Seaport Village is a waterfront shopping and dining complex adjacent to San Diego Bay in downtown San Diego, California. It is located at 849 West Harbor Drive, at the intersection of Harbor Drive and Kettner. It houses more than 70 shops, galleries, and eateries on 90,000 square feet (8,000 m2) of waterfront property. The Village contains several freestanding buildings in an assortment of architectural styles, from Victorian to traditional Mexican. It is designed to be a car-free environment, with four miles (6 km) of winding paths rather than streets connecting the various buildings. It is located in walking distance from the San Diego Convention Center and the cruise ship terminal.
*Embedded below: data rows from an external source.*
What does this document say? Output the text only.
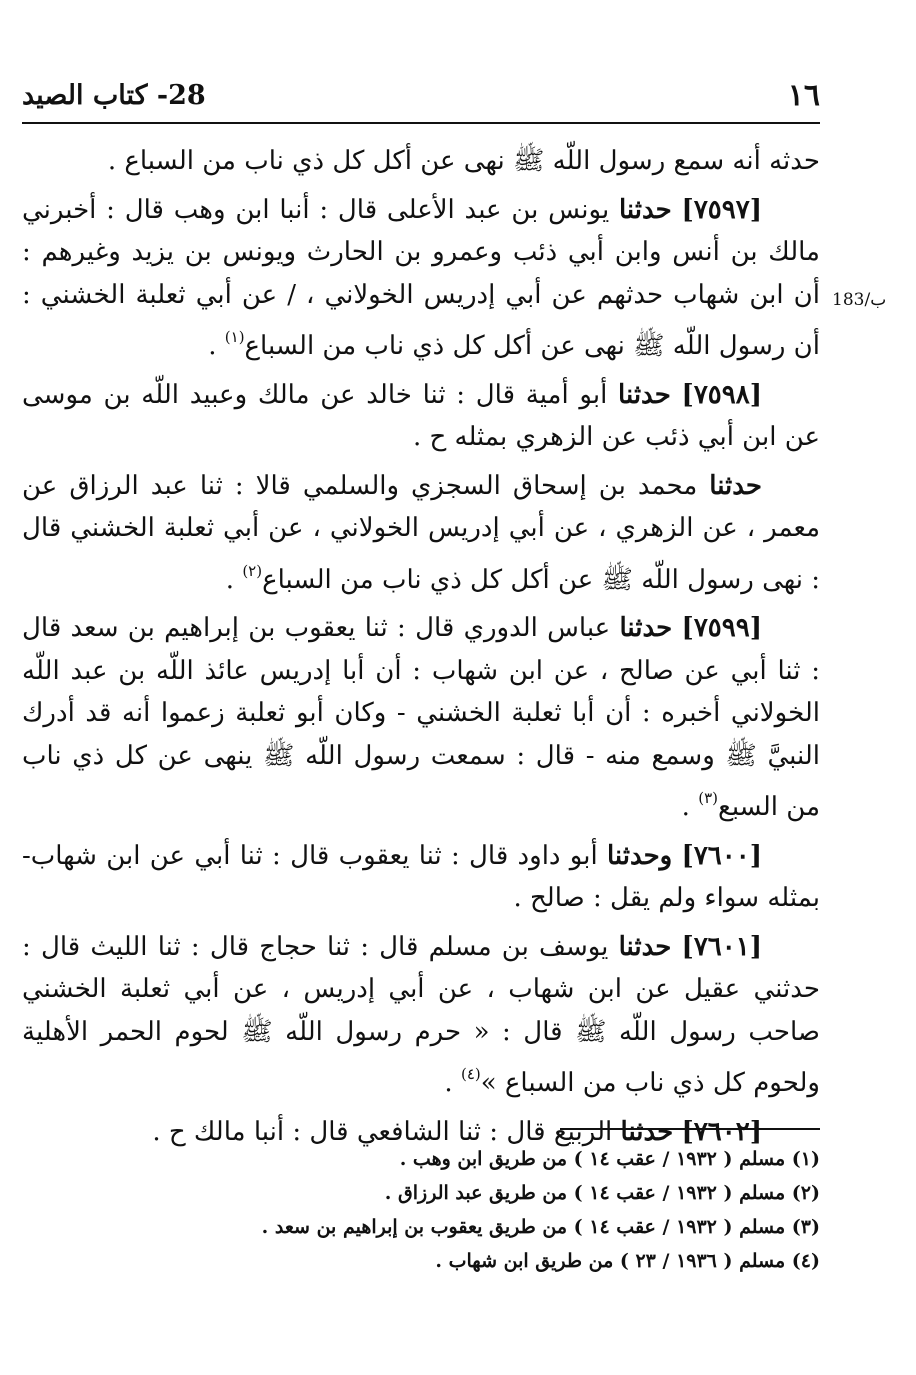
١٦
28- كتاب الصيد
183/ب

حدثه أنه سمع رسول اللّه ﷺ نهى عن أكل كل ذي ناب من السباع .

[٧٥٩٧] حدثنا يونس بن عبد الأعلى قال : أنبا ابن وهب قال : أخبرني مالك بن أنس وابن أبي ذئب وعمرو بن الحارث ويونس بن يزيد وغيرهم : أن ابن شهاب حدثهم عن أبي إدريس الخولاني ، / عن أبي ثعلبة الخشني : أن رسول اللّه ﷺ نهى عن أكل كل ذي ناب من السباع$^{(١)}$ .

[٧٥٩٨] حدثنا أبو أمية قال : ثنا خالد عن مالك وعبيد اللّه بن موسى عن ابن أبي ذئب عن الزهري بمثله ح .

حدثنا محمد بن إسحاق السجزي والسلمي قالا : ثنا عبد الرزاق عن معمر ، عن الزهري ، عن أبي إدريس الخولاني ، عن أبي ثعلبة الخشني قال : نهى رسول اللّه ﷺ عن أكل كل ذي ناب من السباع$^{(٢)}$ .

[٧٥٩٩] حدثنا عباس الدوري قال : ثنا يعقوب بن إبراهيم بن سعد قال : ثنا أبي عن صالح ، عن ابن شهاب : أن أبا إدريس عائذ اللّه بن عبد اللّه الخولاني أخبره : أن أبا ثعلبة الخشني - وكان أبو ثعلبة زعموا أنه قد أدرك النبيَّ ﷺ وسمع منه - قال : سمعت رسول اللّه ﷺ ينهى عن كل ذي ناب من السبع$^{(٣)}$ .

[٧٦٠٠] وحدثنا أبو داود قال : ثنا يعقوب قال : ثنا أبي عن ابن شهاب- بمثله سواء ولم يقل : صالح .

[٧٦٠١] حدثنا يوسف بن مسلم قال : ثنا حجاج قال : ثنا الليث قال : حدثني عقيل عن ابن شهاب ، عن أبي إدريس ، عن أبي ثعلبة الخشني صاحب رسول اللّه ﷺ قال : « حرم رسول اللّه ﷺ لحوم الحمر الأهلية ولحوم كل ذي ناب من السباع »$^{(٤)}$ .

[٧٦٠٢] حدثنا الربيع قال : ثنا الشافعي قال : أنبا مالك ح .

(١) مسلم ( ١٩٣٢ / عقب ١٤ ) من طريق ابن وهب .

(٢) مسلم ( ١٩٣٢ / عقب ١٤ ) من طريق عبد الرزاق .

(٣) مسلم ( ١٩٣٢ / عقب ١٤ ) من طريق يعقوب بن إبراهيم بن سعد .

(٤) مسلم ( ١٩٣٦ / ٢٣ ) من طريق ابن شهاب .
Seaport Village was built on landfill over Punta de los Muertos (Spanish for Point of the Dead), where the Spanish expedition of 1782 buried those who had died of scurvy. In later years it was a railroad yard where goods and other materials used to come through the area. Seaport Village was developed by Morris Taubman. The center broke ground in 1978 and opened in 1980. It is built on land owned by the Port of San Diego. The facility is operated by GMS Realty.
More the 50 shops line the winding walkways. The shops are geared toward tourists, with merchandise ranging from cruise-ware and San Diego souvenirs to specialty vendors.
Seaport Village is home to several bay-view restaurants. In addition, a food court and many snack stands are available. There is also a cafe aboard the adjacent, unrelated U.S.S. Midway aircraft carrier museum.
The center features a 100-year-old working carousel with hand-carved animals, built in 1895. It replaces a slightly smaller original carousel, which was sold in 2004 by the trust that owned it.